Romanian-born dog trainer in Italy

Adrian Stoica is a Romanian-born dog trainer in Italy who is best known for winning season 18 of America's Got Talent along with his dog, Hurricane in 2023.

==Background==
===Adrian Stoica===
Adrian Stoica was born in Brașov, Romania, and was 45 as of 2023, having migrated to Italy at age 20. He is a professional dog trainer. Adrian has been a dog trainer for several years and has been a six-time disc dog world champion. He has gained fame for his proficiency in training dogs. Adrian has participated in multiple national and international competitions with his dogs. Prior to auditioning for America's Got Talent, Stoica and Hurricane participated in Italia's Got Talent in 2017, and Românii au talent in 2018 and 2022.

===Hurricane===
Hurricane was born in 2014 in Romania. Hurricane is a female Border Collie who was abandoned as a puppy, but after being abandoned, Adrian rescued her.

==America's Got Talent==
In 2023, Stoica and Hurricane entered the eighteenth season of America's Got Talent. They made it to the final where they won US $1,000,000 and a show in Las Vegas. At the final on 27 September, they beat out runner-up Anna DeGuzman and third place Murmuration. They became the second dog act, after Olate Dogs, to win the show.

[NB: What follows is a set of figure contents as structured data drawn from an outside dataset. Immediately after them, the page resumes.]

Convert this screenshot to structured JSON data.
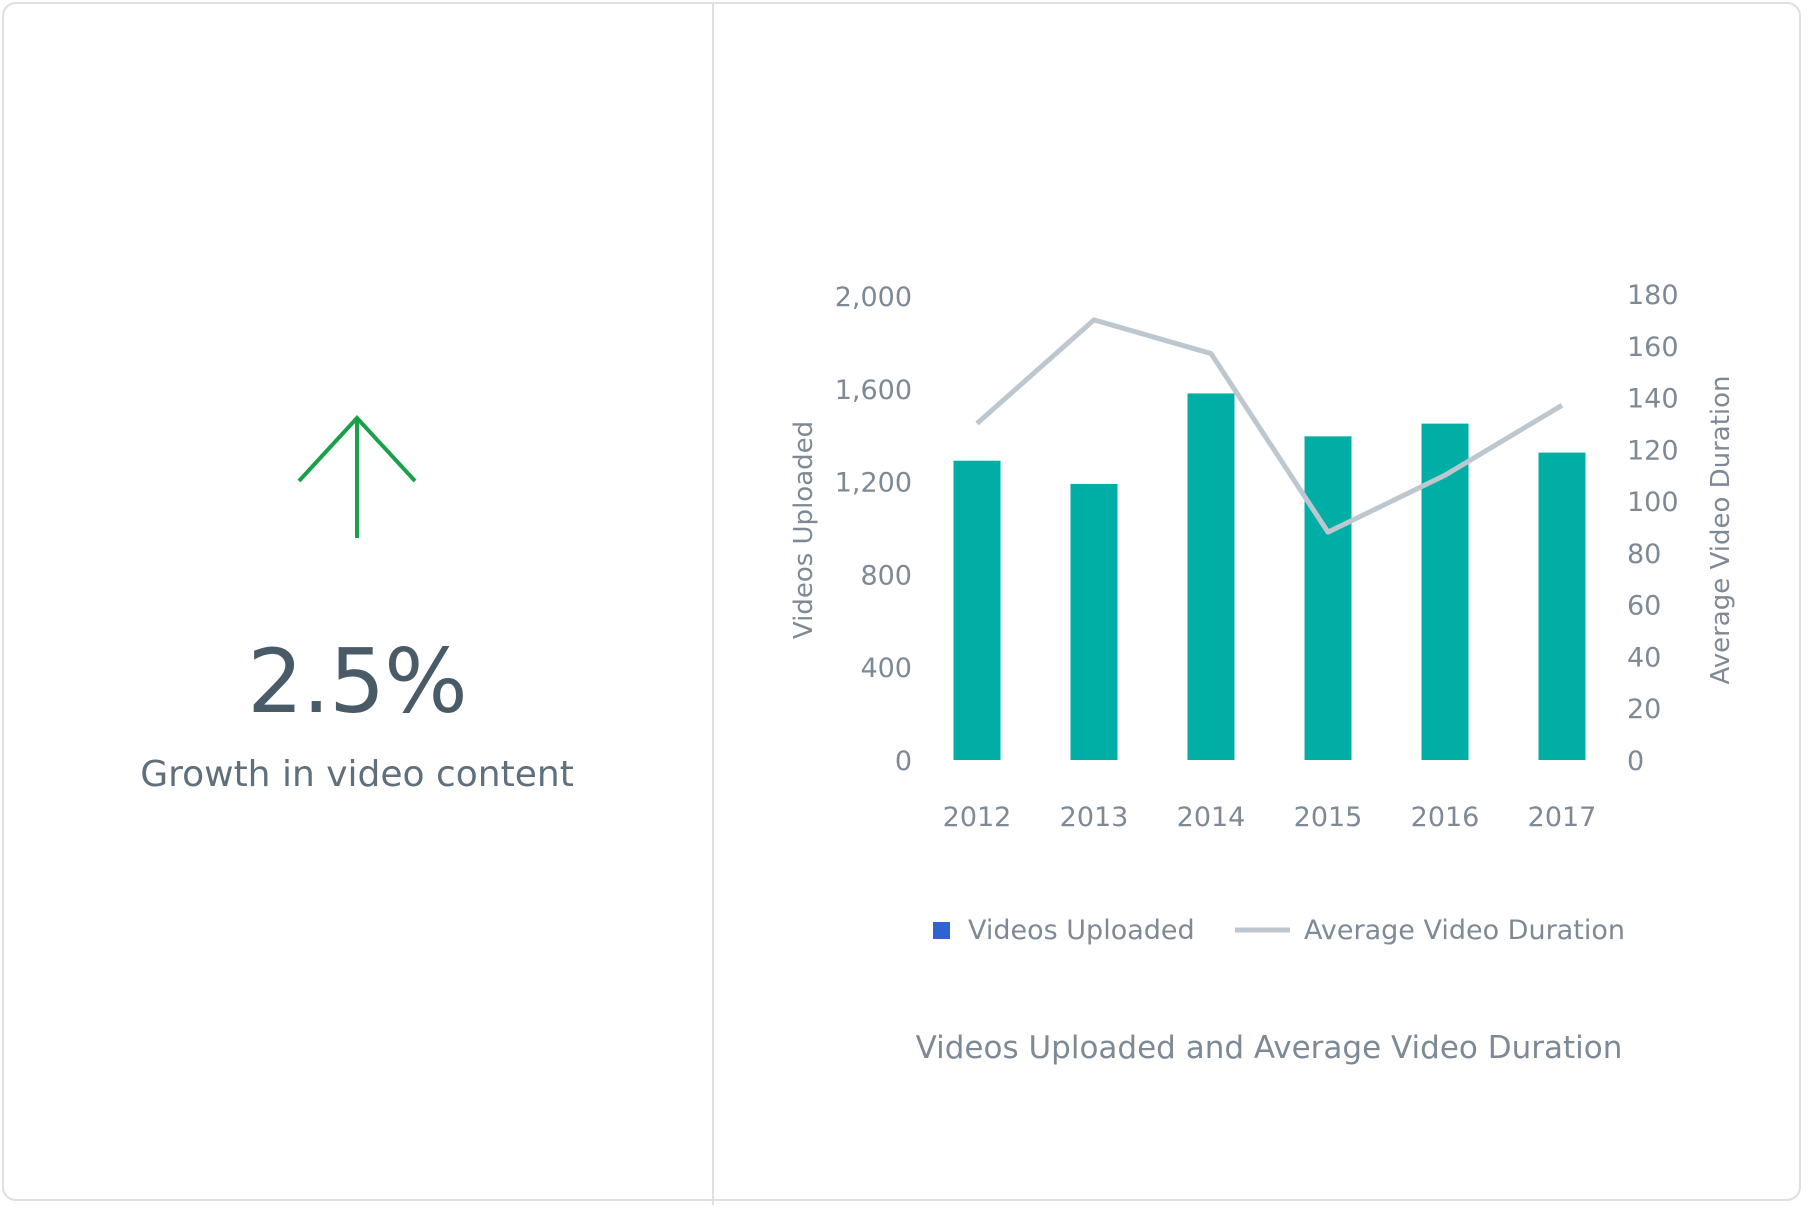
{
  "kpi": {
    "value": "2.5%",
    "label": "Growth in video content",
    "icon": "arrow-up-icon",
    "icon_color": "#1aa04a"
  },
  "chart_data": {
    "type": "bar",
    "title": "Videos Uploaded and Average Video Duration",
    "categories": [
      "2012",
      "2013",
      "2014",
      "2015",
      "2016",
      "2017"
    ],
    "series": [
      {
        "name": "Videos Uploaded",
        "type": "bar",
        "axis": "left",
        "color": "#00aea6",
        "legend_color": "#2f63d3",
        "values": [
          1290,
          1190,
          1580,
          1395,
          1450,
          1325
        ]
      },
      {
        "name": "Average Video Duration",
        "type": "line",
        "axis": "right",
        "color": "#bdc7cf",
        "values": [
          130,
          170,
          157,
          88,
          110,
          137
        ]
      }
    ],
    "ylabel": "Videos Uploaded",
    "y2label": "Average Video Duration",
    "ylim": [
      0,
      2000
    ],
    "y2lim": [
      0,
      180
    ],
    "yticks": [
      "0",
      "400",
      "800",
      "1,200",
      "1,600",
      "2,000"
    ],
    "y2ticks": [
      "0",
      "20",
      "40",
      "60",
      "80",
      "100",
      "120",
      "140",
      "160",
      "180"
    ],
    "grid": false,
    "legend_position": "bottom"
  }
}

==After America's Got Talent==
Following their win, Stoica and Hurricane were one of 40 acts that previously appeared on a Got Talent show globally, to be nominated for the spin-off series, America's Got Talent: Fantasy League, which began on 1 January 2024. Stoica Hurricane competed on the team mentored by Simon Cowell, with their initial performance airing on 8 January. They were eliminated in the semi-finals on 5 February.